Envious, you say? Me? The foie gras doesn't envy the hamburger, sweetie. (Even if the hamburger has "4 Billion Sold" and the foie gras sits untouched except by a stray fly or two). But I have nothing to be jealous about. The collected works of yours truly haven't gone out of print since first published nearly seven decades ago. (Take that, E.L. James!)

And now there's news of a film version of "Fifty Shades." Believe it or not, there's talk of a line of bedding, lingerie and perfume. Who says you can't make a living wage as a writer these days? Selling sex and lousy fiction has never been more profitable!

How do I know it's lousy? Have I even read it, you ask? Well, no. But I don't need to bite a rotten banana to know it'll make me sick. 

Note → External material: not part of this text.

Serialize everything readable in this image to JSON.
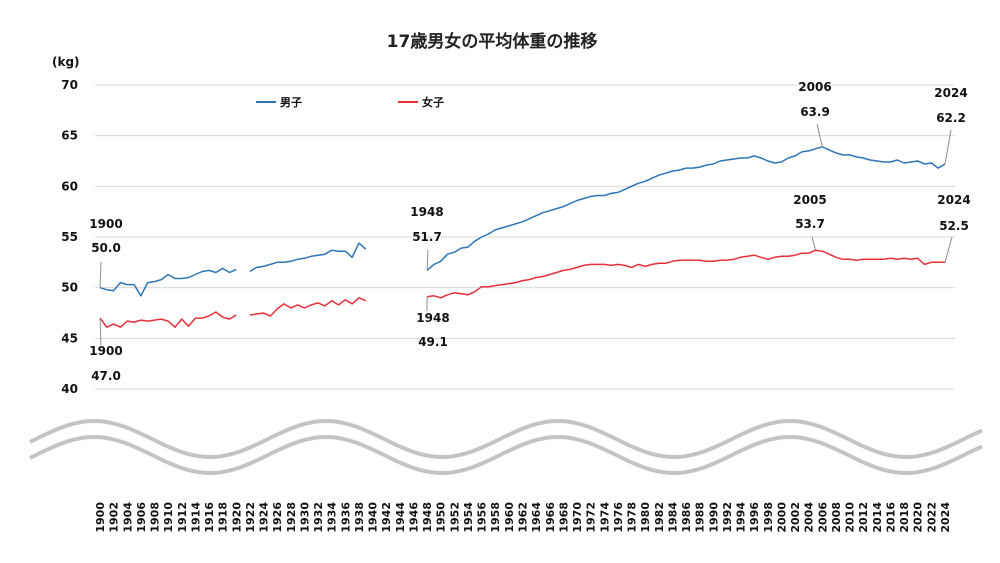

Well, fine! I'll put my money where my mouth is. I have a copy right here. Let's see what this crock of grey is all about. Hmmm…Listen to this: 
All those forbidden, unfamiliar feelings that I have tried to deny surface and run amok through my drained body. I flush, and somewhere deep, deep down my muscles clench deliciously.”
 Oh, this is trash, isn’t it? Let me just read a bit more…
Kiss me damn it! I implore him, but I can’t move. I’m paralyzed with a strange, unfamiliar need, completely captivated by him…
What purple prose. Let me read some more of this—only for laughs, of course... I’ll just go into my room for a little while. Um, why don’t you come back later? 
My mouth pops open as I gasp and swallow at the same time. That has to be the sexiest thing anybody has ever said to me. My heartbeat spikes, and I think I’m panting. Jeez, I’m a quivering, moist mess, and he hasn’t even touched me.
Matter of fact, I’ll just see you tomorrow, OK? 

Dorothy Parker appears in MURDER YOUR DARLINGS, which was nominated for an Agatha Award in the Historical category. She also appears in YOU MIGHT AS WELL DIE, now available online and in bookstores. Coming January 2013: A FRIENDLY GAME OF MURDER.


  1. You look a little pale (green), Dorothy. Perhaps you should lie down. With a book.

  2. Of course, you didn't buy a copy for yourself...right, Dorothy? Someone loaned it to you? Remember to keep taking steady breaths as you read, dear.

  3. Autoreply from Mrs. Parker:
    Thank you for your comment. I am unavailable at the moment--perhaps for the weekend--but will reply to your message when I'm not quite so tied up.